Hide Your Water Lines
Many people choose to hide their water lines with mulch so the lines are not visible in the garden, but adding a layer of mulch offers an added bonus. This extra layer of covering can minimize water evaporation. Although drip irrigation uses less water and reduces the amount of water that evaporates, you retain extra water in the ground by keeping the line hidden from sunlight. The extra layer of protection is especially important during the warmer months when it can be difficult to keep plants sufficiently hydrated. Since your water line is hidden, it might also be less noticeable to animals that would like to use your garden as their new water source.
Know Your Soil
The soil in your garden will also affect the type of system you install. If your garden is primarily soil, using a moderate flow rate should be fine. In some areas where the soil is harder, such as clay, you should use a lower flow rate because they water will not drain away from the plants as quickly. Other soil conditions, such as sand or similar grainy material will drain much faster and your plants may need a higher flow rate to keep them appropriately hydrated.

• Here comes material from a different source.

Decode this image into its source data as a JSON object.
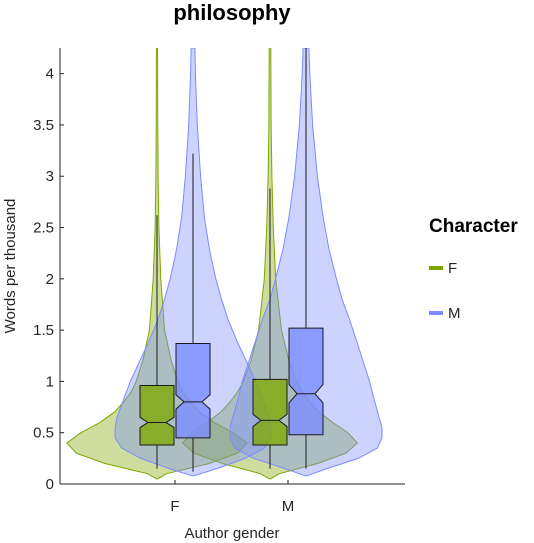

Although your soil will greatly affect how much water is retained, you may also need to make adjustments based on the weather. If your soil already drains quickly, you will likely need to increase the flow rate during the warmer months. Conversely, slow-draining soil will need an even lower flow rate during the colder months to prevent ponding of water at the roots and freezing.
Drip irrigation is a low-maintenance way of keeping your plants hydrated throughout the year. Finding the right system and flow rate for your needs will help you maintain an attractive garden.